Troy Matthew Dumais (born January 21, 1980) is an American competitive diver from California. Dumais has competed for the United States at four Olympic Games, winning a team bronze medal in the synchronized 3m in 2012. He attended the University of Texas at Austin.

==Life and career==
Dumais was raised in a family of divers and swimmers, and in 1994 was named Southern Pacific Association Diver of the Year in his class, as were all his siblings.

At the 2000 Summer Olympics, Dumais finished 6th in the men's springboard and 4th in the men's synchronized springboard with David Pichler. Dumais placed 6th in the 2004 Summer Games Men's 3m Synchronized Spring Board with his brother, Justin Dumais. He also placed 6th at the Beijing 2008 Summer Olympics in the Men's 3m Individuals, making that his third 6th-place Olympic finish in a row. With diving teammate Kristian Ipsen, he took the silver medal in the Men's 3m Synchronized Springboard at the 2009 World Aquatics Championships in Rome, Italy, and the bronze medal in the Men's 3m Synchronized Springboard finals at the London 2012 Summer Olympics.

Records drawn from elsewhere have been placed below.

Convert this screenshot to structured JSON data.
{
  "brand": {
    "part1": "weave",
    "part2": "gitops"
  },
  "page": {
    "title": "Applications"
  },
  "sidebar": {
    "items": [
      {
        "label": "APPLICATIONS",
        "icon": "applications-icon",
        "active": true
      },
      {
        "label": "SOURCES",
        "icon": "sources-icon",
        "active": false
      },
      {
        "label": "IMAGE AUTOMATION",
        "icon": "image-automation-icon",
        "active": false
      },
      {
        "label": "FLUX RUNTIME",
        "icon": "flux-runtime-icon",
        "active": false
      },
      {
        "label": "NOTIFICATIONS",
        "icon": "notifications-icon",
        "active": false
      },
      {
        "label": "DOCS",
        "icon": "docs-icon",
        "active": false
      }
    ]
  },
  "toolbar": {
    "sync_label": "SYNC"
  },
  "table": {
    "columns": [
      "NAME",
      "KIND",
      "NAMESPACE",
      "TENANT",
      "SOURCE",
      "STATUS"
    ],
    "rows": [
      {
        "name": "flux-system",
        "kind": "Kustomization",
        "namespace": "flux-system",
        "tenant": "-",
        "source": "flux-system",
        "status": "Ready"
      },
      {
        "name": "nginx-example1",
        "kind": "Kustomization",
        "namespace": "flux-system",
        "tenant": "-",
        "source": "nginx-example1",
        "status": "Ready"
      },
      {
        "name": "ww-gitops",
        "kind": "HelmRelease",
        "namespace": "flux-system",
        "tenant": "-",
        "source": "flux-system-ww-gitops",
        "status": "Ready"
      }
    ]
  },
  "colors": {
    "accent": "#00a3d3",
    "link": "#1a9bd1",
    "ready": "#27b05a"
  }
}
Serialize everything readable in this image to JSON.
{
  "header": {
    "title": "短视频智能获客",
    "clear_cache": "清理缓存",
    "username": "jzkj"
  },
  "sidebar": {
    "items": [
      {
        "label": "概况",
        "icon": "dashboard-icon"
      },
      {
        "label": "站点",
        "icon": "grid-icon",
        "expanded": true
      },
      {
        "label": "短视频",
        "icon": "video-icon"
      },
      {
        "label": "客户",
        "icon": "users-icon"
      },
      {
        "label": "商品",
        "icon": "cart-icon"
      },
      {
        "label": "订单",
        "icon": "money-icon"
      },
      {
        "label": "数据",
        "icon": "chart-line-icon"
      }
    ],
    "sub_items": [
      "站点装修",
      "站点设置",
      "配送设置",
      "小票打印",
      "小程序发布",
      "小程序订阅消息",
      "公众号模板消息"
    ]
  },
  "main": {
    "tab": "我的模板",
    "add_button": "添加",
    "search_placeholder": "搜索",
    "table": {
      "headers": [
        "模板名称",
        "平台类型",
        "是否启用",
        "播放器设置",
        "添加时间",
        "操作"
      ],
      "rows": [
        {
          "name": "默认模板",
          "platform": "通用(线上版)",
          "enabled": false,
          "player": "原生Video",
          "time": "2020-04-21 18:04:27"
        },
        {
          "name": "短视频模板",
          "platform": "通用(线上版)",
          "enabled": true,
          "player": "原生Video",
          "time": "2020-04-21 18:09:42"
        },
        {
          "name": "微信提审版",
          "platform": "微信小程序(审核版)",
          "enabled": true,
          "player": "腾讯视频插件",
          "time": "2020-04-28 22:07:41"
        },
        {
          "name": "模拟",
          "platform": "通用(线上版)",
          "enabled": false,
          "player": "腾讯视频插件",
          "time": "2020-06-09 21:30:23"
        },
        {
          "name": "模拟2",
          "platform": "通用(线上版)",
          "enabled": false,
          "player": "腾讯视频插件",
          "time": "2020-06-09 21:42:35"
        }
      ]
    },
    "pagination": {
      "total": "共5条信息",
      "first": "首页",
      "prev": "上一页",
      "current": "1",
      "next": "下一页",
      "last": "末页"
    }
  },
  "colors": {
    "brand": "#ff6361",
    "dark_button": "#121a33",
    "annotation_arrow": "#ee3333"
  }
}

A son of Marc and Kathleen Dumais, Troy Dumais has three brothers and one sister: Justin (born August 13, 1978), Brice (born April 23, 1981), Leanne (born July 2, 1984), Dwight (born June 23, 1986). Marc Dumais was a professional French Canadian hockey player and tennis player. Troy Dumais previously trained under coaches Van Austin, Tom Scotty and Jeff Shaffer. He also played football, hockey, tennis, basketball and baseball.

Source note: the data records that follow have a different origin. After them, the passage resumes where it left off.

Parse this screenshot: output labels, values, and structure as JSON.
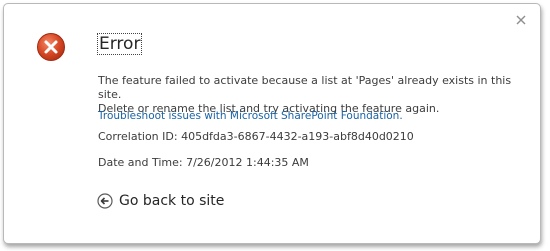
{
  "dialog": {
    "title": "Error",
    "message_line1": "The feature failed to activate because a list at 'Pages' already exists in this site.",
    "message_line2": "Delete or rename the list and try activating the feature again.",
    "help_link": "Troubleshoot issues with Microsoft SharePoint Foundation.",
    "correlation": "Correlation ID: 405dfda3-6867-4432-a193-abf8d40d0210",
    "datetime": "Date and Time: 7/26/2012 1:44:35 AM",
    "back_label": "Go back to site",
    "colors": {
      "error_red": "#d44a2a",
      "link_blue": "#1a63a7"
    },
    "icons": {
      "close": "close-icon",
      "error": "error-icon",
      "back": "back-arrow-icon"
    }
  }
}
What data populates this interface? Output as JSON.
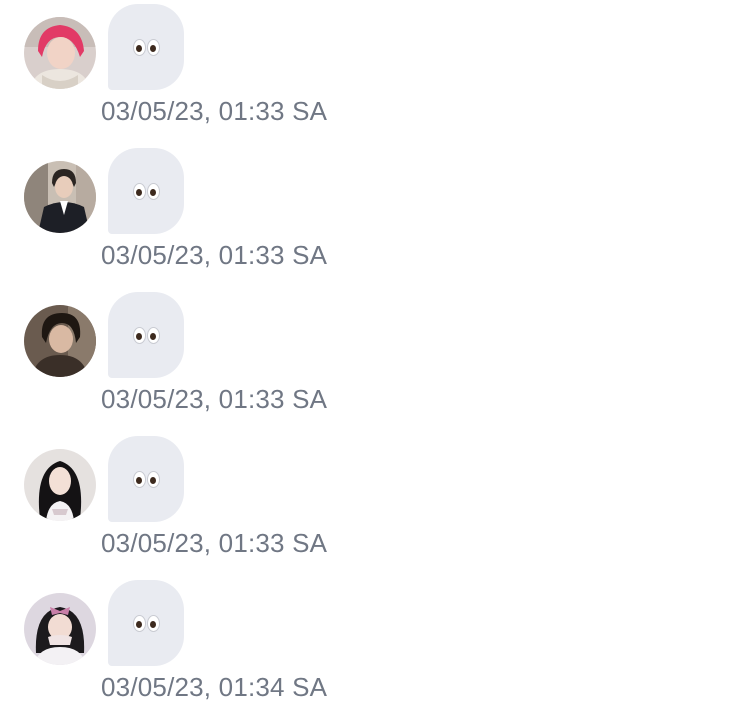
{
  "messages": [
    {
      "avatar": "avatar-pink-hair-person",
      "content_emoji": "eyes-emoji",
      "timestamp": "03/05/23, 01:33 SA"
    },
    {
      "avatar": "avatar-person-in-suit",
      "content_emoji": "eyes-emoji",
      "timestamp": "03/05/23, 01:33 SA"
    },
    {
      "avatar": "avatar-dark-hair-person",
      "content_emoji": "eyes-emoji",
      "timestamp": "03/05/23, 01:33 SA"
    },
    {
      "avatar": "avatar-long-hair-person",
      "content_emoji": "eyes-emoji",
      "timestamp": "03/05/23, 01:33 SA"
    },
    {
      "avatar": "avatar-person-with-bow",
      "content_emoji": "eyes-emoji",
      "timestamp": "03/05/23, 01:34 SA"
    }
  ],
  "colors": {
    "bubble": "#e9ebf1",
    "timestamp_text": "#707784",
    "background": "#ffffff"
  }
}
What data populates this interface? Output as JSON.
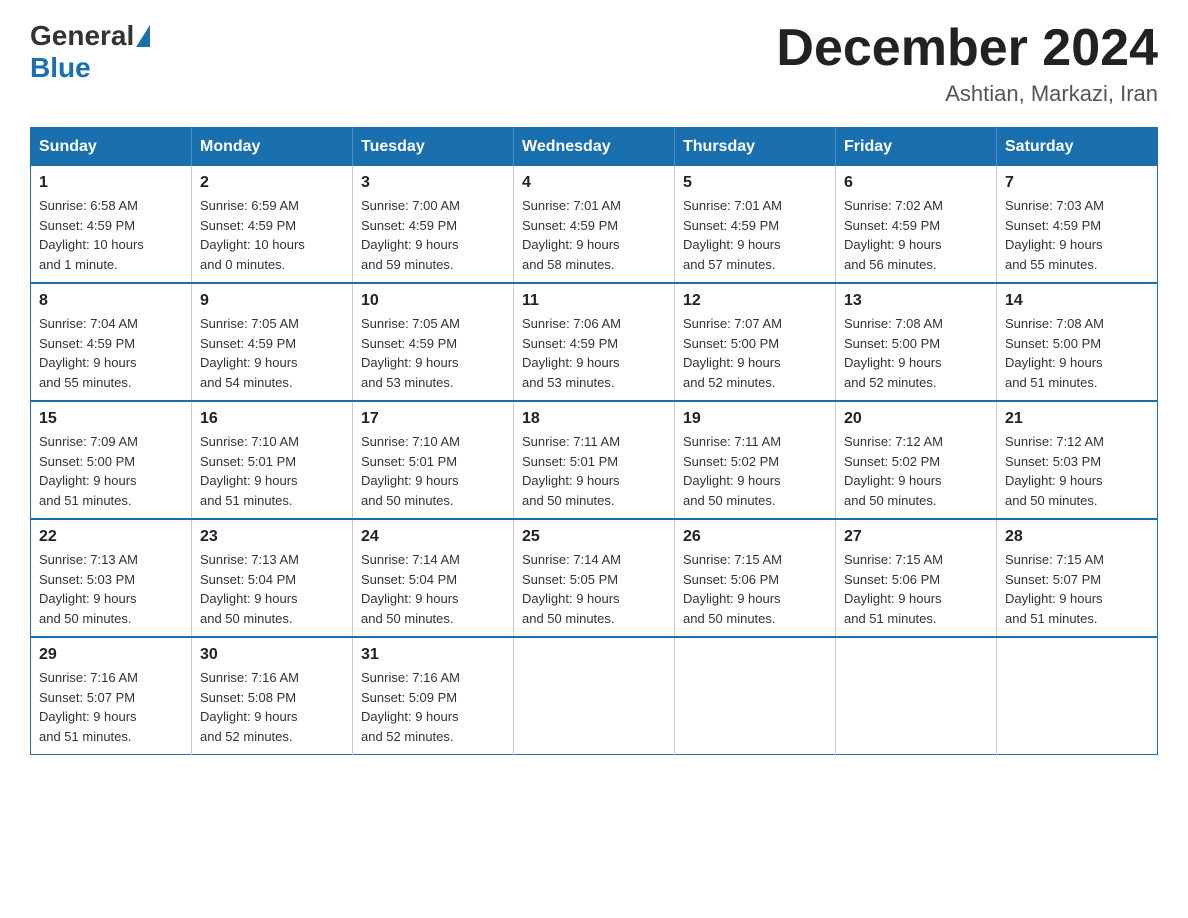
{
  "header": {
    "logo_general": "General",
    "logo_blue": "Blue",
    "month_title": "December 2024",
    "location": "Ashtian, Markazi, Iran"
  },
  "days_of_week": [
    "Sunday",
    "Monday",
    "Tuesday",
    "Wednesday",
    "Thursday",
    "Friday",
    "Saturday"
  ],
  "weeks": [
    [
      {
        "day": "1",
        "sunrise": "6:58 AM",
        "sunset": "4:59 PM",
        "daylight": "10 hours and 1 minute."
      },
      {
        "day": "2",
        "sunrise": "6:59 AM",
        "sunset": "4:59 PM",
        "daylight": "10 hours and 0 minutes."
      },
      {
        "day": "3",
        "sunrise": "7:00 AM",
        "sunset": "4:59 PM",
        "daylight": "9 hours and 59 minutes."
      },
      {
        "day": "4",
        "sunrise": "7:01 AM",
        "sunset": "4:59 PM",
        "daylight": "9 hours and 58 minutes."
      },
      {
        "day": "5",
        "sunrise": "7:01 AM",
        "sunset": "4:59 PM",
        "daylight": "9 hours and 57 minutes."
      },
      {
        "day": "6",
        "sunrise": "7:02 AM",
        "sunset": "4:59 PM",
        "daylight": "9 hours and 56 minutes."
      },
      {
        "day": "7",
        "sunrise": "7:03 AM",
        "sunset": "4:59 PM",
        "daylight": "9 hours and 55 minutes."
      }
    ],
    [
      {
        "day": "8",
        "sunrise": "7:04 AM",
        "sunset": "4:59 PM",
        "daylight": "9 hours and 55 minutes."
      },
      {
        "day": "9",
        "sunrise": "7:05 AM",
        "sunset": "4:59 PM",
        "daylight": "9 hours and 54 minutes."
      },
      {
        "day": "10",
        "sunrise": "7:05 AM",
        "sunset": "4:59 PM",
        "daylight": "9 hours and 53 minutes."
      },
      {
        "day": "11",
        "sunrise": "7:06 AM",
        "sunset": "4:59 PM",
        "daylight": "9 hours and 53 minutes."
      },
      {
        "day": "12",
        "sunrise": "7:07 AM",
        "sunset": "5:00 PM",
        "daylight": "9 hours and 52 minutes."
      },
      {
        "day": "13",
        "sunrise": "7:08 AM",
        "sunset": "5:00 PM",
        "daylight": "9 hours and 52 minutes."
      },
      {
        "day": "14",
        "sunrise": "7:08 AM",
        "sunset": "5:00 PM",
        "daylight": "9 hours and 51 minutes."
      }
    ],
    [
      {
        "day": "15",
        "sunrise": "7:09 AM",
        "sunset": "5:00 PM",
        "daylight": "9 hours and 51 minutes."
      },
      {
        "day": "16",
        "sunrise": "7:10 AM",
        "sunset": "5:01 PM",
        "daylight": "9 hours and 51 minutes."
      },
      {
        "day": "17",
        "sunrise": "7:10 AM",
        "sunset": "5:01 PM",
        "daylight": "9 hours and 50 minutes."
      },
      {
        "day": "18",
        "sunrise": "7:11 AM",
        "sunset": "5:01 PM",
        "daylight": "9 hours and 50 minutes."
      },
      {
        "day": "19",
        "sunrise": "7:11 AM",
        "sunset": "5:02 PM",
        "daylight": "9 hours and 50 minutes."
      },
      {
        "day": "20",
        "sunrise": "7:12 AM",
        "sunset": "5:02 PM",
        "daylight": "9 hours and 50 minutes."
      },
      {
        "day": "21",
        "sunrise": "7:12 AM",
        "sunset": "5:03 PM",
        "daylight": "9 hours and 50 minutes."
      }
    ],
    [
      {
        "day": "22",
        "sunrise": "7:13 AM",
        "sunset": "5:03 PM",
        "daylight": "9 hours and 50 minutes."
      },
      {
        "day": "23",
        "sunrise": "7:13 AM",
        "sunset": "5:04 PM",
        "daylight": "9 hours and 50 minutes."
      },
      {
        "day": "24",
        "sunrise": "7:14 AM",
        "sunset": "5:04 PM",
        "daylight": "9 hours and 50 minutes."
      },
      {
        "day": "25",
        "sunrise": "7:14 AM",
        "sunset": "5:05 PM",
        "daylight": "9 hours and 50 minutes."
      },
      {
        "day": "26",
        "sunrise": "7:15 AM",
        "sunset": "5:06 PM",
        "daylight": "9 hours and 50 minutes."
      },
      {
        "day": "27",
        "sunrise": "7:15 AM",
        "sunset": "5:06 PM",
        "daylight": "9 hours and 51 minutes."
      },
      {
        "day": "28",
        "sunrise": "7:15 AM",
        "sunset": "5:07 PM",
        "daylight": "9 hours and 51 minutes."
      }
    ],
    [
      {
        "day": "29",
        "sunrise": "7:16 AM",
        "sunset": "5:07 PM",
        "daylight": "9 hours and 51 minutes."
      },
      {
        "day": "30",
        "sunrise": "7:16 AM",
        "sunset": "5:08 PM",
        "daylight": "9 hours and 52 minutes."
      },
      {
        "day": "31",
        "sunrise": "7:16 AM",
        "sunset": "5:09 PM",
        "daylight": "9 hours and 52 minutes."
      },
      null,
      null,
      null,
      null
    ]
  ],
  "labels": {
    "sunrise": "Sunrise:",
    "sunset": "Sunset:",
    "daylight": "Daylight:"
  }
}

Dumais was named USA Diving's Athlete of the Year in 2006 and 1997. In 2006, he received the Sullivan Award, and in 2002 was the recipient of the Men's All-Around Award. He was the 2002 NCAA Division I 1-meter and 3-meter champion, who was fifth on platform. He earlier received the 2001 Men's All-Around Award at Indoor Nationals, 2001 NCAA 1-meter and 3-meter champion, 2000 NCAA 3-meter and 1-meter champion, platform silver medalist, and 1999 NCAA 3-meter champion and silver medalist on 1-meter and platform. He earned 19 junior titles, and currently holds the record for most junior titles. In addition, he placed third on platform at the 1996 U.S. Olympic Team Trials. Earlier in 1995, Dumais became the first U.S. junior diver to win two world junior titles since 1979 with gold medals on 1- and 3-meter. While at Buena High School, he was a four-time high school All-American and his team's MVP.

==US National Championships==
At the 2011 US National Championships in August, Dumais teamed with Kristian Ipsen to win the synchronized men 3-meter springboard at UCLA's Spieker Aquatics Center.

==2012 Summer Olympics==
In June 2012 Dumais gained the second spot representing the United States in the 3m springboard individual event at the London 2012 Summer Olympics the following month. He also, along with his 3m synchro partner Kristian Ipsen, qualified at the same U.S. Olympic Team Trials held in Federal Way, Washington to represent the United States at the games. In making the 2012 United States Olympic team, Dumais equals the record set by Greg Louganis of having been the only diver selected to represent the United States at four Olympiads.

Ipsen and Dumais won the bronze in the synchronized 3m on August 1 with a score of 446.7. The duo's medal along with David Boudia and his partner Nicholas McCrory's bronze in the synchronized 10m platform were the first Olympic medals of any kind in diving for the United States since 2000 and the first for a U.S male diver since 1996 in Atlanta when Mark Lenzi won the bronze medal in the 3 meter springboard.